After all, nobody WANTS to spend 80 hours doing boring, monotonous tasks that don’t seem to add value.
So, why on earth would anyone stay more than 5 minutes at these firms?
The rewards can be great long-term
Why would anyone stay knowing the pay starting out is low and the hours are long?
Grinding out the years until you make partner (in 12+ years) can be a huge financial windfall. While 12 years is a long time, newly minted partners could easily be in their early-to-mid 30s. This means they have 20+ years to rake in the dough and retire with a pension and massive nest egg.
Partners at Big 4 firms can easily make $250,000 in their first year and average over $1 million annually later in their career.
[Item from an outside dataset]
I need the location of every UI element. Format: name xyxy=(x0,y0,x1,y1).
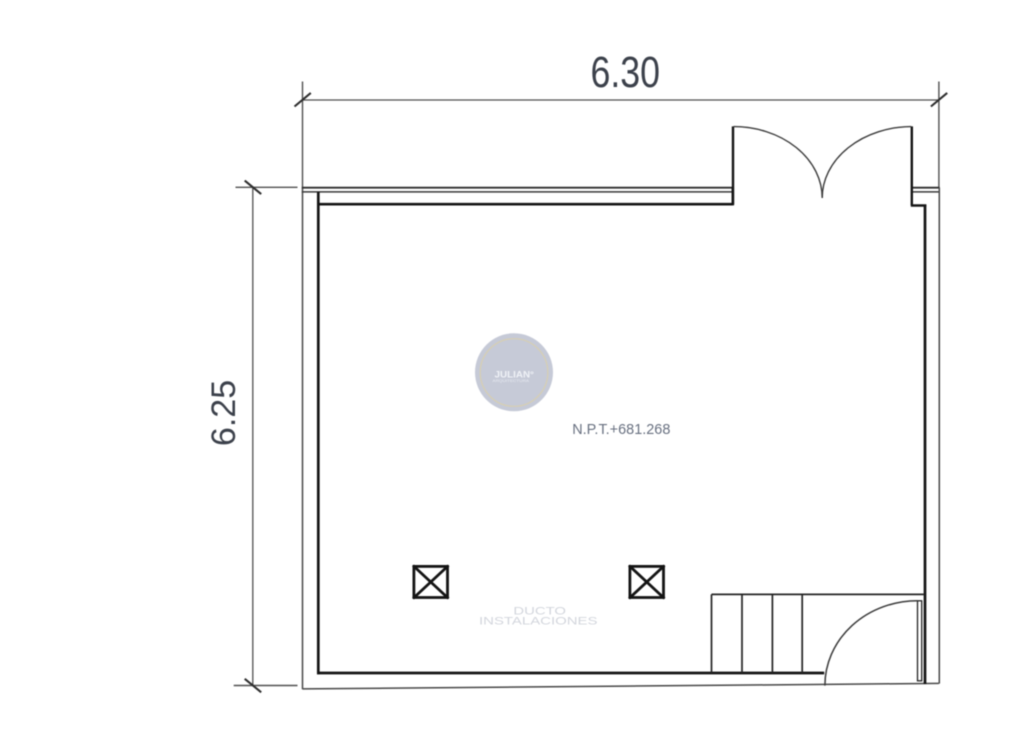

After all, the average partner at most Big 4 makes ~$700,000.
Clearly, this is a big carrot that is dangled in front of unsuspecting new hires. The dream of one day making partner and cashing in is hard to resist. After all, there are few other jobs (especially, the accounting profession) where you can make that much money.
Further, the exit opportunities for a seasoned partner can be even more lucrative. After all, the deal would have to be very enticing to give up such a cushy role. Therefore, most partners only leave to become C-level executives at large companies.
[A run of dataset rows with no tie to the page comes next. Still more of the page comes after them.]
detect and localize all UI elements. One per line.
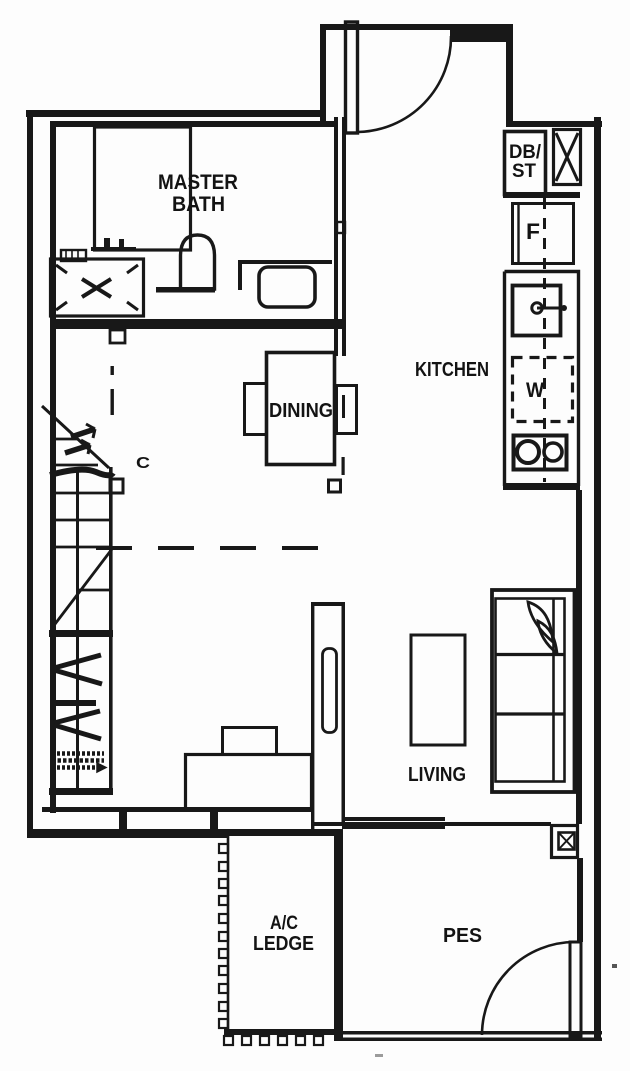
svg-text:A/C: A/C bbox=[270, 913, 298, 934]
svg-text:C: C bbox=[136, 455, 151, 472]
svg-text:KITCHEN: KITCHEN bbox=[415, 359, 489, 381]
svg-text:F: F bbox=[526, 219, 540, 244]
svg-text:ST: ST bbox=[512, 161, 536, 182]
svg-text:LEDGE: LEDGE bbox=[253, 933, 314, 955]
svg-text:BATH: BATH bbox=[172, 193, 225, 216]
svg-text:PES: PES bbox=[443, 925, 482, 947]
svg-text:LIVING: LIVING bbox=[408, 764, 466, 786]
svg-text:DINING: DINING bbox=[269, 400, 333, 422]
svg-text:MASTER: MASTER bbox=[158, 171, 238, 194]
svg-text:DB/: DB/ bbox=[509, 142, 542, 163]
svg-text:W: W bbox=[526, 379, 544, 402]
Often, ex-partners can easily clear $1M+ in total compensation in these roles. In addition, they will probably lower their total hours and focus on maximizing the profitability of a single company rather than servicing multiple clients.
Even if gaining entrance into the partnership isn’t on your horizon…
Putting in a few years at the Big 4 is a good way to build up your resume and gain valuable experience.
While the Big 4 aren’t known for investing in their people via salary and bonus, they do spend millions of dollars in training and development.
Most lucrative accounting-related exit roles have a public accounting prerequisite. Often, their preference is the Big 4 since most hiring managers in technical groups at the F500 are alumni of the Big 4.
Even if you work in an advisory group, employers understand the value of seeing a wide variety of clients during your time.
Further, the Big 4 have the ability to hire and train the “best and the brightest” in the financial services profession. Essentially, corporate America understands that these firms have pre-screened their future hires, trained them extensively, and conditioned them to work long hours for little pay.
Instead of investing in a new hire straight out of university (who is untested), they can poach a Big 4 candidate who already has their CPA and 2-3 years of work experience. Because the Big 4 pay is generally below market for industry, a 20%-30% pay bump is often enough to win over a candidate looking to escape the brutal hours.
As an added bonus, their 2-3 years of experience is really like working 3-4 years in a normal job thanks to all that unpaid overtime!
In the end, working at a Big 4 accounting and advisory firm can be a great place to start your career. You will inevitably work long, grueling hours. At times, you’ll probably regret your decision. However, working at a Big 4 firm can be a great long-term investment whether you choose to stay and make partner or find another opportunity outside of public accounting.